Non v’è dubbio che la strada del giudizio incidentale si presenti particolarmente tortuosa nella fattispecie, in cui risulta complessa la definizione di una soluzione vincolata sul piano costituzionale, sottratta alla discrezionalità dell’organo legislativo, che consenta la dichiarazione d’illegittimità dell’art. 580 c.p.
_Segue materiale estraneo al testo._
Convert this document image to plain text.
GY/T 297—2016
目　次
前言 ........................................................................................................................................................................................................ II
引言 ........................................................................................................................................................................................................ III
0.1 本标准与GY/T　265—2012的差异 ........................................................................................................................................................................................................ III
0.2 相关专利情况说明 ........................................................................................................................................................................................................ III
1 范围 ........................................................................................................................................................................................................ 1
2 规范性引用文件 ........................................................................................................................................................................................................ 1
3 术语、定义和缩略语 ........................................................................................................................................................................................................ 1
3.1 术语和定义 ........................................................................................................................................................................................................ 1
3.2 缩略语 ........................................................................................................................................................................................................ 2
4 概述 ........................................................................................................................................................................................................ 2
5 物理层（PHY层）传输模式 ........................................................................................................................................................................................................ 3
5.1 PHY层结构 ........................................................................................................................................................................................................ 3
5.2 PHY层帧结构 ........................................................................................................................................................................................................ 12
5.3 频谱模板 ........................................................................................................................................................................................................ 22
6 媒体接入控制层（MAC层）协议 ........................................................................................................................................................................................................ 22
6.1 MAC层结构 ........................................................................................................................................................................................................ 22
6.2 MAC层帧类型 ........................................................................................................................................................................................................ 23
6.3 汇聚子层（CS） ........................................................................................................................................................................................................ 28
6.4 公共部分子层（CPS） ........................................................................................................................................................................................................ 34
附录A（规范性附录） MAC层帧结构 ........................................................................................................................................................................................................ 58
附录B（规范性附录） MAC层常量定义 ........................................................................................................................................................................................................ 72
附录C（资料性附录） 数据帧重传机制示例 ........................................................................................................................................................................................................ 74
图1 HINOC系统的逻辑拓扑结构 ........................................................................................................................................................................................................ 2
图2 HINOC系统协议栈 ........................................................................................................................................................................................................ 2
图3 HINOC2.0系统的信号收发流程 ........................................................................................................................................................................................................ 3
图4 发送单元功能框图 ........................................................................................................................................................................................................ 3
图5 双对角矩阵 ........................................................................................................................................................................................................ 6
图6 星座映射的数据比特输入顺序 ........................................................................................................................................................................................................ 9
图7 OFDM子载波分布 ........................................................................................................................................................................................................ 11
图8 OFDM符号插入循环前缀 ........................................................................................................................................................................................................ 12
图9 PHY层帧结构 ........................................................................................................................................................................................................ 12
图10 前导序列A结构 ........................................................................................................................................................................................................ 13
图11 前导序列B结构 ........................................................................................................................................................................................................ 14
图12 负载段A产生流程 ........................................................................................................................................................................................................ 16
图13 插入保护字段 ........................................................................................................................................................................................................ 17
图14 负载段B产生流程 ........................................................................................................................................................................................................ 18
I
Sebbene risulti sempre più impellente una sua modifica che, dalla rinnovata centralità del principio personalista e dal canone dell’autodeterminazione, tragga spunto per evitare che situazioni come quella di Fabiano Antoniani possano ripetersi in futuro, il trasferimento della questione alla Corte non sembra in grado di condurre a soluzioni soddisfacenti. Nondimeno, neppure la via giudiziaria, attraverso una lettura restrittiva dei comportamenti suscettibili d’integrare il reato di agevolazione al suicidio, pare concludente poiché rimetterebbe alla discrezionalità del singolo Tribunale la scelta in merito al trattamento sanzionatorio di chi ha prestato la propria opera per fini solidaristici e, così facendo, scoraggerebbe il compimento di tali pratiche pregiudicando, altresì, la stessa certezza del diritto. Non rimane, dunque, che l’opzione legislativa, non la più semplice in termini di consenso attorno ad una proposta che renda lecita, a determinate condizioni, l’assistenza al suicidio, ma sicuramente la più congrua e corrispondente ad una corretta ripartizione delle funzioni tra gli organi di cui si compone l’ordinamento.